Analyzing the agent’s decision-making process, focusing on the specific criteria it uses to classify tickets, and identifying potential biases or blind spots.

B.

Adjusting the agent’s reward function to prioritize speed of resolution over accuracy, as a first step in analysis of the problem.

C.

Increasing the agent’s autonomy, granting it more decision-making power during triage to improve its efficiency.

D.

Conducting a “red-teaming” exercise, having human agents deliberately create complex and ambiguous scenarios to analyze the agent’s robustness.

A recently deployed agent sometimes outputs empty responses under heavy system load.

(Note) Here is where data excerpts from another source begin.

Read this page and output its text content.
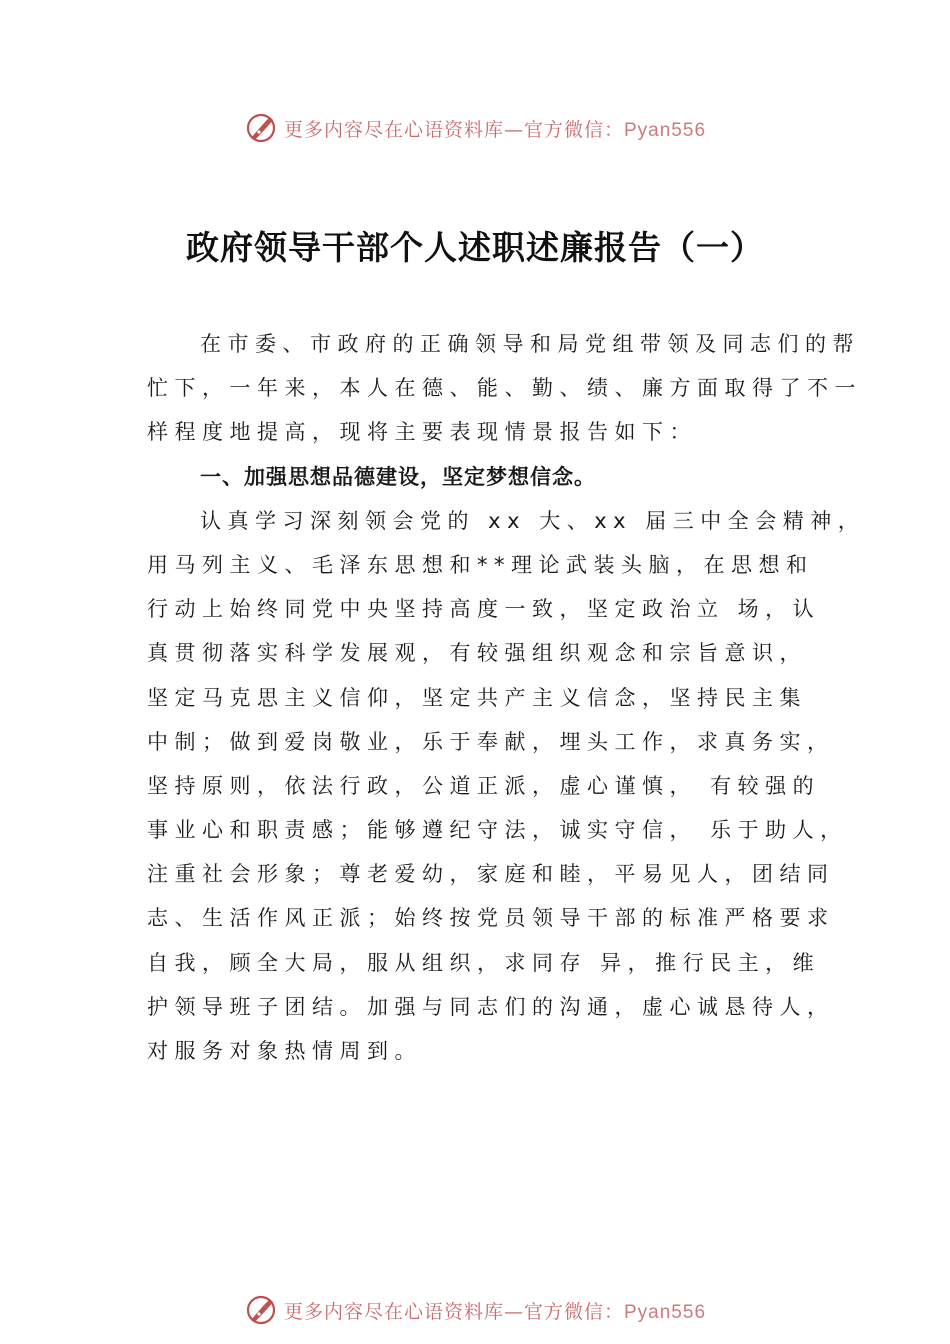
更多内容尽在心语资料库—官方微信：Pyan556
政府领导干部个人述职述廉报告（一）
在市委、市政府的正确领导和局党组带领及同志们的帮
忙下，一年来，本人在德、能、勤、绩、廉方面取得了不一
样程度地提高，现将主要表现情景报告如下：
一、加强思想品德建设，坚定梦想信念。
认真学习深刻领会党的 xx 大、xx 届三中全会精神，
用马列主义、毛泽东思想和**理论武装头脑，在思想和
行动上始终同党中央坚持高度一致，坚定政治立 场，认
真贯彻落实科学发展观，有较强组织观念和宗旨意识，
坚定马克思主义信仰，坚定共产主义信念，坚持民主集
中制；做到爱岗敬业，乐于奉献，埋头工作，求真务实，
坚持原则，依法行政，公道正派，虚心谨慎， 有较强的
事业心和职责感；能够遵纪守法，诚实守信， 乐于助人，
注重社会形象；尊老爱幼，家庭和睦，平易见人，团结同
志、生活作风正派；始终按党员领导干部的标准严格要求
自我，顾全大局，服从组织，求同存 异，推行民主，维
护领导班子团结。加强与同志们的沟通，虚心诚恳待人，
对服务对象热情周到。
更多内容尽在心语资料库—官方微信：Pyan556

Which system-level signal is most useful for diagnosing this issue?

A.

Number of tool function arguments returned per query

B.

Retrieval similarity thresholds in vector search

C.

GPU memory utilization and server-side inference logs

D.

Prompt injection detection rate over time

When evaluating GPU utilization inefficiencies in deploying Llama Nemotron models across A100 and H100 clusters, which approaches help identify optimal resource allocation strategies? (Choose two.)

A.

Allow Nemotron variants to profile actual workload characteristics and allocate resources based on observed demands.

B.

Profile resource utilization for each Nemotron variant and match models to appropriate GPU tiers.

C.

Allocate all agents to Hl00 GPUs, allowing resource profiles to automatically adjust for model size and computational requirements.

D.

Assess concurrent execution capabilities by employing multi-instance GPU partitioning for varying workload types.

Which two optimization strategies are MOST effective for improving agent performance on NVIDIA GPU infrastructure? (Choose two.)

A.

Using multi-GPU coordination to distribute workloads, enabling higher throughput and efficiency for scaling agent tasks.

B.

Applying TensorRT-LLM optimizations to reduce inference latency by improving kernel efficiency and memory usage.

C.

Expanding GPU memory capacity to support larger models, assuming this alone guarantees meaningful performance improvements.

D.

Manually tuning kernel launch parameters to optimize individual operations while overlooking overall pipeline performance dynamics.